I recently added a texture packager to my project that will pack a certain amount of textures into a single one, like this:
So for example this one is 582x1023 pixels in size. The goal of adding these packed textures was obviously to improve performance so I wanted to look up the optimal texture size for OpenGL (using LWJGL) textures. The things I found were that a widely supported maximum texture size seems to be 1024x1024, according to this for example. This strikes me as odd because obviously a lot of textures alone would be larger than that, so what happens with those? I am pretty sure most graphics cards support textures bigger than that.

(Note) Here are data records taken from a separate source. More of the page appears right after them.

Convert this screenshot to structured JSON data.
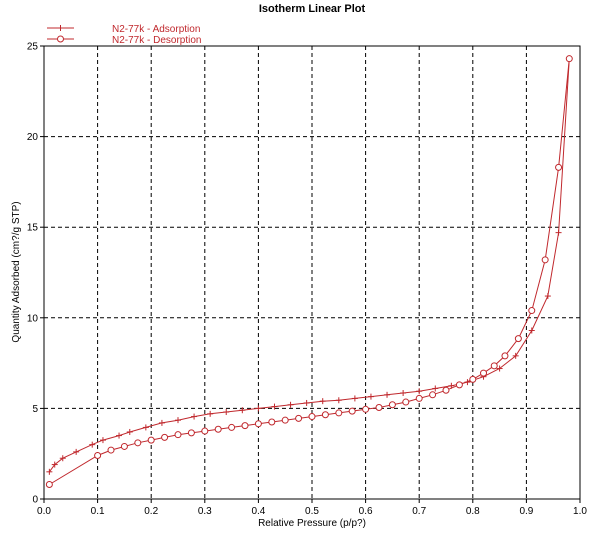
{
  "chart_data": {
    "type": "line",
    "title": "Isotherm Linear Plot",
    "xlabel": "Relative Pressure (p/p?)",
    "ylabel": "Quantity Adsorbed (cm?/g STP)",
    "xlim": [
      0,
      1.0
    ],
    "ylim": [
      0,
      25
    ],
    "x_ticks": [
      0,
      0.1,
      0.2,
      0.3,
      0.4,
      0.5,
      0.6,
      0.7,
      0.8,
      0.9,
      1.0
    ],
    "x_tick_labels": [
      "0.0",
      "0.1",
      "0.2",
      "0.3",
      "0.4",
      "0.5",
      "0.6",
      "0.7",
      "0.8",
      "0.9",
      "1.0"
    ],
    "y_ticks": [
      0,
      5,
      10,
      15,
      20,
      25
    ],
    "y_tick_labels": [
      "0",
      "5",
      "10",
      "15",
      "20",
      "25"
    ],
    "grid": true,
    "legend_position": "top-left",
    "series": [
      {
        "name": "N2-77k - Adsorption",
        "marker": "plus",
        "color": "#c0282d",
        "x": [
          0.01,
          0.02,
          0.035,
          0.06,
          0.09,
          0.11,
          0.14,
          0.16,
          0.19,
          0.22,
          0.25,
          0.28,
          0.31,
          0.34,
          0.37,
          0.4,
          0.43,
          0.46,
          0.49,
          0.52,
          0.55,
          0.58,
          0.61,
          0.64,
          0.67,
          0.7,
          0.73,
          0.76,
          0.79,
          0.82,
          0.85,
          0.88,
          0.91,
          0.94,
          0.96,
          0.98
        ],
        "y": [
          1.5,
          1.9,
          2.25,
          2.6,
          3.0,
          3.25,
          3.5,
          3.7,
          3.95,
          4.2,
          4.35,
          4.55,
          4.7,
          4.8,
          4.9,
          5.0,
          5.1,
          5.2,
          5.3,
          5.4,
          5.45,
          5.55,
          5.65,
          5.75,
          5.85,
          5.95,
          6.1,
          6.25,
          6.45,
          6.75,
          7.2,
          7.9,
          9.3,
          11.2,
          14.7,
          24.3
        ]
      },
      {
        "name": "N2-77k - Desorption",
        "marker": "circle",
        "color": "#c0282d",
        "x": [
          0.01,
          0.1,
          0.125,
          0.15,
          0.175,
          0.2,
          0.225,
          0.25,
          0.275,
          0.3,
          0.325,
          0.35,
          0.375,
          0.4,
          0.425,
          0.45,
          0.475,
          0.5,
          0.525,
          0.55,
          0.575,
          0.6,
          0.625,
          0.65,
          0.675,
          0.7,
          0.725,
          0.75,
          0.775,
          0.8,
          0.82,
          0.84,
          0.86,
          0.885,
          0.91,
          0.935,
          0.96,
          0.98
        ],
        "y": [
          0.8,
          2.4,
          2.7,
          2.9,
          3.1,
          3.25,
          3.4,
          3.55,
          3.65,
          3.75,
          3.85,
          3.95,
          4.05,
          4.15,
          4.25,
          4.35,
          4.45,
          4.55,
          4.65,
          4.75,
          4.85,
          4.95,
          5.05,
          5.2,
          5.35,
          5.55,
          5.75,
          6.0,
          6.3,
          6.6,
          6.95,
          7.35,
          7.9,
          8.85,
          10.4,
          13.2,
          18.3,
          24.3
        ]
      }
    ]
  }
}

Can I reasonably expect most graphics cards to handle e.g. 4096x4096 textures (or maybe even larger than that)?
To come to my second point (I hope this still counts as one question, but it essentially boils down to the same issue): Should textures be sized to a power of 2 (256x256, 512x512, 1024x1024, 2048x2048, ..) and should I pad packed textures smaller than that to the next power of 2? According to this question from 2011 it is not a requirement but can improve performance and avoid minor bugs and this one from 2012 says that you definitely should pad textures. So I realize that these questions have been asked before but they are reasonably dated for the answers to have changed and further they each only partially answer my question. How do other projects / handle this?
TL;DR: What textures sizes can I expect most graphics cards to handle? What are the optimal texture sizes (or are there)? Should I pad textures width to the next power of 2?